One group of architectural outcasts that are particularly vulnerable to being erased and replaced—and their embodied carbon thereby released—are the Brutalist structures of the 1960s and ’70s. How might we revitalize this building stock, which despite its material solidity, is being treated as throw-away architecture? What are the characteristics, real and perceived, that make these buildings seem like waste products—reviled both by their disenchanted owners and the public? We will explore how these buildings might convert their specific “waste-time” into a benefit, looking to our culture’s definition of waste and its unique ability, as Will Viney states, “to communicate across thresholds of time.”

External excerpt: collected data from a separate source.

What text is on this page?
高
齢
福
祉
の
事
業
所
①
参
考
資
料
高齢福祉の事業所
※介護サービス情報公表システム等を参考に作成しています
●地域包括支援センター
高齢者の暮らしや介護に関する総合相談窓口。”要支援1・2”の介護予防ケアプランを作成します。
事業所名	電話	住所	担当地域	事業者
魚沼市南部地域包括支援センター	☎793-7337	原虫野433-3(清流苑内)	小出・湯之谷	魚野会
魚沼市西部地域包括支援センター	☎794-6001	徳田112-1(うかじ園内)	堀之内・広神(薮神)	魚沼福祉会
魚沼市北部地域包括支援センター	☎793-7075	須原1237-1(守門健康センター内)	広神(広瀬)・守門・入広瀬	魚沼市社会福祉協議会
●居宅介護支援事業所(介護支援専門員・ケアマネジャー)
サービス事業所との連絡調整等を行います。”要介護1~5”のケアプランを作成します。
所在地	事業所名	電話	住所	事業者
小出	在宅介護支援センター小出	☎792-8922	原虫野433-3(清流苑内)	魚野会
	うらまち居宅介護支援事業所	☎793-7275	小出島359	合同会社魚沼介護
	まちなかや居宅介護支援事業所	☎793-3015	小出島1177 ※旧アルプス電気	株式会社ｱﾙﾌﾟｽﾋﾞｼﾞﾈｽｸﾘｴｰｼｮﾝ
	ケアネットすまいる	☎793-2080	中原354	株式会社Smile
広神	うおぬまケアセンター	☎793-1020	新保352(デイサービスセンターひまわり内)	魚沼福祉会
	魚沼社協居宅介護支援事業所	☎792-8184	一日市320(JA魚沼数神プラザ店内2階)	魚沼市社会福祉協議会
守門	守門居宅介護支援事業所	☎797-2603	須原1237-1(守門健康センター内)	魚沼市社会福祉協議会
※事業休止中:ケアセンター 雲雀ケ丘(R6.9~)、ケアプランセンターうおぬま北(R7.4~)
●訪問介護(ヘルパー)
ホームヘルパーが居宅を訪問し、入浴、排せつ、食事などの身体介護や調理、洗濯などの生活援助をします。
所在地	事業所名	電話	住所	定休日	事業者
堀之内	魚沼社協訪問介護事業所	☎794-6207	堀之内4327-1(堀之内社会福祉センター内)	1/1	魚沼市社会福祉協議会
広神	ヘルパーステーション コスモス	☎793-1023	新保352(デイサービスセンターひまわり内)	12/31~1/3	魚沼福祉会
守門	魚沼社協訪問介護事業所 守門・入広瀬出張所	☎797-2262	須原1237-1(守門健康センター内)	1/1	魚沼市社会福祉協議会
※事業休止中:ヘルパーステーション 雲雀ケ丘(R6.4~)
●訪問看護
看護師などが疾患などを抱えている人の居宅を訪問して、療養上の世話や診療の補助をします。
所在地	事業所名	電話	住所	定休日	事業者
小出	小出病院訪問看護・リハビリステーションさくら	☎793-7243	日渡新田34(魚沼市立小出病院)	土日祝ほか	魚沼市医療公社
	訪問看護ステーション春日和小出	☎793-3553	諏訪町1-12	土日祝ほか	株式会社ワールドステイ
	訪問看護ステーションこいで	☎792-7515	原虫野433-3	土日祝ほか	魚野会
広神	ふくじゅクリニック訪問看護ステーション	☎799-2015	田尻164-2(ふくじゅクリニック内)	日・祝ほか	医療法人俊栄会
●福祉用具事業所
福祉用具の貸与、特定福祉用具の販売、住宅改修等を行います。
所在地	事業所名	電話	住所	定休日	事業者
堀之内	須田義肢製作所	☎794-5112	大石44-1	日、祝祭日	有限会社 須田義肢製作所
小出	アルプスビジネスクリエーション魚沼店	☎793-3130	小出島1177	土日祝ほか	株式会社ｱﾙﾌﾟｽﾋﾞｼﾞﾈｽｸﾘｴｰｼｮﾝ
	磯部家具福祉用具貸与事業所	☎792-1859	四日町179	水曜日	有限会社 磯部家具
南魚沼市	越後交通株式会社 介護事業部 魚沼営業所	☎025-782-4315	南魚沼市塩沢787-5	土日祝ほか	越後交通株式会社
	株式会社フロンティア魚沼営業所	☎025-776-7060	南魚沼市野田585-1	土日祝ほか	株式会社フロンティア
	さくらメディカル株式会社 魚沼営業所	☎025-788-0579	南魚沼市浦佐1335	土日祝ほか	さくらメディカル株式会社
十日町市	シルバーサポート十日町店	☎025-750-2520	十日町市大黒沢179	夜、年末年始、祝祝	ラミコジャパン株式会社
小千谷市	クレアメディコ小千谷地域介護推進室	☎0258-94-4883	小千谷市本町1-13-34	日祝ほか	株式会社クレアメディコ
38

Employing a palimpsestic approach, students will be asked to bring contemporary technologies, materials, forms, and tools to respond to this project with the challenge of recasting this specific architecture toward a viable, extended future. The semester will be divided into two parts. Working in pairs, students will first study, analyze, and critique the existing architecture, looking for physical and aesthetic opportunities for intervention. They will then develop design solutions for urban densification that reinvent, reuse, add to, and reposition these buildings. Adaptation scenarios will include supplementing the existing buildings’ commercial and institutional uses with new programs such as residential.
Because of the specific nature of the physicality of the building type being explored, the studio is open only to architecture students. Evaluation will be based on attendance, participation, and quality of design productiion.